Here is a query where the problem occurs:
select distinct
e1.idx, el1.idx, r1.fk_cat, r2.fk_cat
from ent e1, ent_leng el1, rel_c r1, _tax_c t1, rel_c r2, _tax_c t2
where el1.fk_ent=e1.idx
and r1.fk_ent=e1.idx and ((r1.fk_cat=43) or (r1.fk_cat=t1.fk_cat1 and t1.fk_cat2=43))
and r2.fk_ent=e1.idx and ((r2.fk_cat=10) or (r2.fk_cat=t2.fk_cat1 and t2.fk_cat2=10))
The corresponding explain output is:
| id | select_type | table | type | possible_keys | key | key_len | ref | rows | Extra
+----+-------------+-------+--------+-------------------------+---------+---------+---------------+-------+------------------------------------
| 1 | SIMPLE | el1 | index | fk_ent | fk_ent | 4 | NULL | 15002 | Using index; Using temporary
| 1 | SIMPLE | e1 | eq_ref | PRIMARY | PRIMARY | 4 | DB.el1.fk_ent | 1 | Using index
| 1 | SIMPLE | r1 | ref | fk_ent,fk_cat,fks | fks | 4 | DB.e1.idx | 1 | Using where; Using index
| 1 | SIMPLE | r2 | ref | fk_ent,fk_cat,fks | fks | 4 | DB.el1.fk_ent | 1 | Using index
| 1 | SIMPLE | t1 | index | fk_cat1,fk_cat2,fk_cats | fk_cats | 8 | NULL | 69 | Using where; Using index; Distinct;
| | | | | | | | | | Using join buffer
| 1 | SIMPLE | t2 | index | fk_cat1,fk_cat2,fk_cats | fk_cats | 8 | NULL | 69 | Using where; Using index; Distinct;
| Using join buffer
As you can see a one-column index has the same name as the column it belongs to. I also added some useless indexes along with the used ones, just to see if they change the execution (which they don't).

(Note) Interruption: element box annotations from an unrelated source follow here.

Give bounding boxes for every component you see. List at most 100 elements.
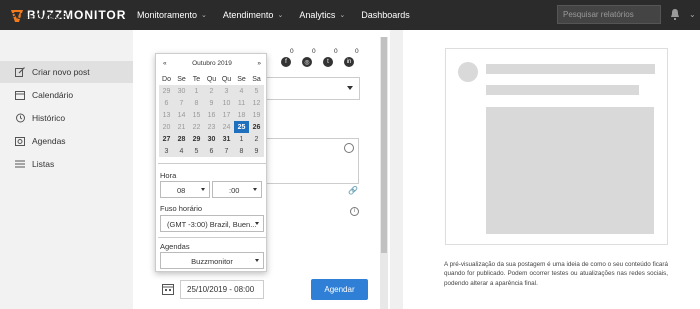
calendar-day: 21 — [174, 121, 189, 133]
agendas-value: Buzzmonitor — [191, 257, 233, 266]
sidebar-item-criar-novo-post[interactable]: Criar novo post — [0, 61, 133, 83]
calendar-day: 20 — [159, 121, 174, 133]
sidebar-item-label: Criar novo post — [32, 67, 90, 77]
sidebar-item-calendario[interactable]: Calendário — [0, 84, 133, 106]
calendar-day[interactable]: 7 — [219, 145, 234, 157]
agendas-select[interactable]: Buzzmonitor — [160, 252, 264, 269]
timezone-label: Fuso horário — [160, 204, 203, 213]
sidebar-item-agendas[interactable]: Agendas — [0, 130, 133, 152]
chevron-down-icon: ⌄ — [201, 12, 207, 19]
calendar-day[interactable]: 5 — [189, 145, 204, 157]
next-month-button[interactable]: » — [257, 60, 261, 70]
calendar-day: 14 — [174, 109, 189, 121]
calendar-day: 22 — [189, 121, 204, 133]
nav-label: Atendimento — [222, 10, 274, 20]
calendar-day[interactable]: 6 — [204, 145, 219, 157]
calendar-day: 29 — [159, 85, 174, 97]
scrollbar-thumb[interactable] — [381, 37, 387, 253]
attachment-icon[interactable]: 🔗 — [348, 186, 358, 195]
caret-down-icon — [253, 188, 257, 191]
calendar-day: 10 — [219, 97, 234, 109]
emoji-icon[interactable] — [344, 143, 354, 153]
twitter-icon[interactable]: t — [323, 57, 333, 67]
instagram-count: 0 — [312, 48, 316, 55]
agendar-button[interactable]: Agendar — [311, 279, 368, 300]
time-label: Hora — [160, 171, 177, 180]
calendar-day[interactable]: 9 — [249, 145, 264, 157]
calendar-day[interactable]: 8 — [234, 145, 249, 157]
nav-analytics[interactable]: Analytics ⌄ — [299, 10, 345, 20]
nav-atendimento[interactable]: Atendimento ⌄ — [223, 10, 283, 20]
calendar-day[interactable]: 4 — [174, 145, 189, 157]
instagram-icon[interactable]: ◎ — [302, 57, 312, 67]
sidebar-item-label: Calendário — [32, 90, 74, 100]
hour-select[interactable]: 08 — [160, 181, 210, 198]
preview-text-placeholder — [486, 85, 639, 95]
preview-image-placeholder — [486, 107, 654, 234]
calendar-day[interactable]: 28 — [174, 133, 189, 145]
calendar-day: 9 — [204, 97, 219, 109]
caret-down-icon — [255, 222, 259, 225]
sidebar-item-historico[interactable]: Histórico — [0, 107, 133, 129]
chevron-down-icon[interactable]: ⌄ — [689, 10, 696, 19]
calendar-week: 13 14 15 16 17 18 19 — [159, 109, 264, 121]
schedule-datetime-input[interactable]: 25/10/2019 - 08:00 — [180, 280, 264, 299]
caret-down-icon — [347, 86, 353, 90]
sidebar-item-label: Agendas — [32, 136, 66, 146]
calendar-day: 1 — [189, 85, 204, 97]
calendar-day[interactable]: 31 — [219, 133, 234, 145]
calendar-header: « Outubro 2019 » — [156, 60, 268, 70]
calendar-day: 23 — [204, 121, 219, 133]
weekday-label: Se — [237, 75, 246, 83]
calendar-day[interactable]: 26 — [249, 121, 264, 133]
calendar-day-selected[interactable]: 25 — [234, 121, 249, 133]
calendar-day[interactable]: 3 — [159, 145, 174, 157]
divider — [158, 237, 266, 238]
nav-monitoramento[interactable]: Monitoramento ⌄ — [137, 10, 207, 20]
info-icon[interactable]: i — [350, 207, 359, 216]
chevron-down-icon: ⌄ — [277, 12, 284, 19]
calendar-week: 3 4 5 6 7 8 9 — [159, 145, 264, 157]
preview-text-placeholder — [486, 64, 655, 74]
calendar-day: 3 — [219, 85, 234, 97]
minute-select[interactable]: :00 — [212, 181, 262, 198]
caret-down-icon — [201, 188, 205, 191]
calendar-icon[interactable] — [162, 283, 174, 295]
nav-dashboards[interactable]: Dashboards — [361, 10, 410, 20]
calendar-day: 5 — [249, 85, 264, 97]
agendas-label: Agendas — [160, 242, 190, 251]
facebook-icon[interactable]: f — [281, 57, 291, 67]
list-icon — [15, 160, 25, 168]
calendar-day[interactable]: 29 — [189, 133, 204, 145]
weekday-label: Do — [162, 75, 171, 83]
calendar-month-label[interactable]: Outubro 2019 — [192, 60, 232, 70]
calendar-day[interactable]: 2 — [249, 133, 264, 145]
prev-month-button[interactable]: « — [163, 60, 167, 70]
sidebar-item-label: Histórico — [32, 113, 66, 123]
caret-down-icon — [255, 259, 259, 262]
calendar-day: 24 — [219, 121, 234, 133]
weekday-label: Qu — [206, 75, 217, 83]
hour-value: 08 — [177, 186, 186, 195]
bell-icon[interactable] — [669, 8, 681, 21]
sidebar-item-listas[interactable]: Listas — [0, 153, 133, 175]
calendar-day[interactable]: 1 — [234, 133, 249, 145]
calendar-weekdays: Do Se Te Qu Qu Se Sa — [159, 73, 264, 85]
timezone-select[interactable]: (GMT -3:00) Brazil, Buen... — [160, 215, 264, 232]
calendar-day[interactable]: 27 — [159, 133, 174, 145]
weekday-label: Se — [177, 75, 186, 83]
calendar-day: 6 — [159, 97, 174, 109]
profile-select[interactable] — [263, 77, 360, 100]
calendar-day[interactable]: 30 — [204, 133, 219, 145]
search-input[interactable]: Pesquisar relatórios — [557, 5, 661, 24]
calendar-day: 19 — [249, 109, 264, 121]
calendar-day: 11 — [234, 97, 249, 109]
linkedin-icon[interactable]: in — [344, 57, 354, 67]
nav-label: Monitoramento — [137, 10, 198, 20]
calendar-day: 8 — [189, 97, 204, 109]
facebook-count: 0 — [290, 48, 294, 55]
calendar-day: 13 — [159, 109, 174, 121]
nav-label: Analytics — [299, 10, 336, 20]
minute-value: :00 — [229, 186, 240, 195]
calendar-day: 16 — [204, 109, 219, 121]
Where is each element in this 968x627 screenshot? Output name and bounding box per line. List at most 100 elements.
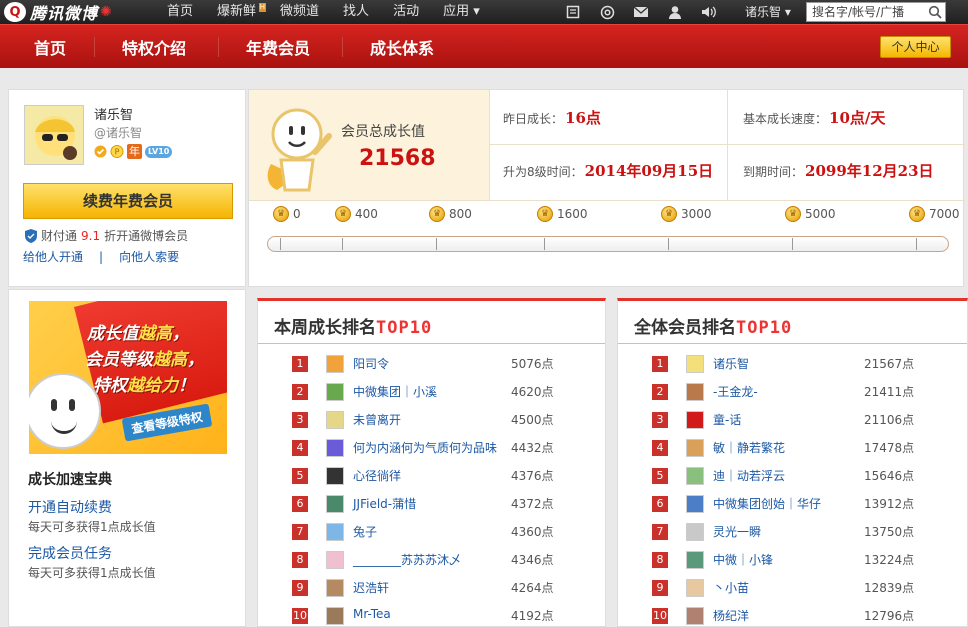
ask-others-link[interactable]: 向他人索要: [119, 250, 179, 264]
milestone-value: 800: [449, 207, 472, 221]
member-nav-home[interactable]: 首页: [34, 35, 66, 59]
personal-center-button[interactable]: 个人中心: [880, 36, 951, 58]
ranking-user-name[interactable]: 丶小苗: [713, 579, 749, 596]
ranking-avatar[interactable]: [686, 383, 704, 401]
rank-number: 10: [652, 608, 668, 624]
gift-others-link[interactable]: 给他人开通: [23, 250, 83, 264]
rank-number: 7: [652, 524, 668, 540]
level-medal-icon: ♛: [537, 206, 553, 222]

The execution takes ~4.5 seconds.
When I add the column entl1.name to the select part (nothing else changed), the index fk_ent in el1 cannot be used any more:
| id | select_type | table | type | possible_keys | key | key_len | ref | rows | Extra
+----+-------------+-------+--------+-------------------------+---------+---------+---------------+-------+------------------------------------
| 1 | SIMPLE | el1 | ALL | fk_ent | NULL | NULL | NULL | 15002 | Using temporary
The execution now takes ~8.5 seconds.
I always thought that the select part of a query does not influence the usage of indexes by the engine and doesn't affect performance in such a way.
Leaving out the attribute isn't a solution, and there are even more attributes that i have to select.
Even worse, the query in the used form is even a bit more complex and that makes the performance issue a big problem.
So my questions are:
1) What is the reason for this strange behavior?
2) How can I solve the performance problem?
Thanks for your help!
Gred
It's the DISTINCT restriction. You can think of that as another WHERE restriction. When you change the select list, you are really changing the WHERE clause for the DISTINCT restriction, and now the optimizer decides that it has to do a table scan anyway, so it might as well not use your index.
EDIT:
Not sure if this helps, but if I am understanding your data correctly, I think you can get rid of the DISTINCT restriction like this:
select
e1.idx, el1.idx, r1.fk_cat, r2.fk_cat
from ent e1
Inner Join ent_leng el1 ON el1.fk_ent=e1.idx
Inner Join rel_c r1 ON r1.fk_ent=e1.idx
Inner Join rel_c r2 ON r2.fk_ent=e1.idx
where
((r1.fk_cat=43) or Exists(Select 1 From _tax_c t1 Where r1.fk_cat=t1.fk_cat1 and t1.fk_cat2=43))
and
((r2.fk_cat=10) or Exists(Select 1 From _tax_c t2 Where r2.fk_cat=t2.fk_cat1 and t2.fk_cat2=10))
MySQL will return data from an index if possible, saving the entire row from being loaded. In this way, the selected columns can influence the index selection.
With this in mind, it can much more efficient to add all required columns to an index, especially in the case of only selecting a small subset of columns.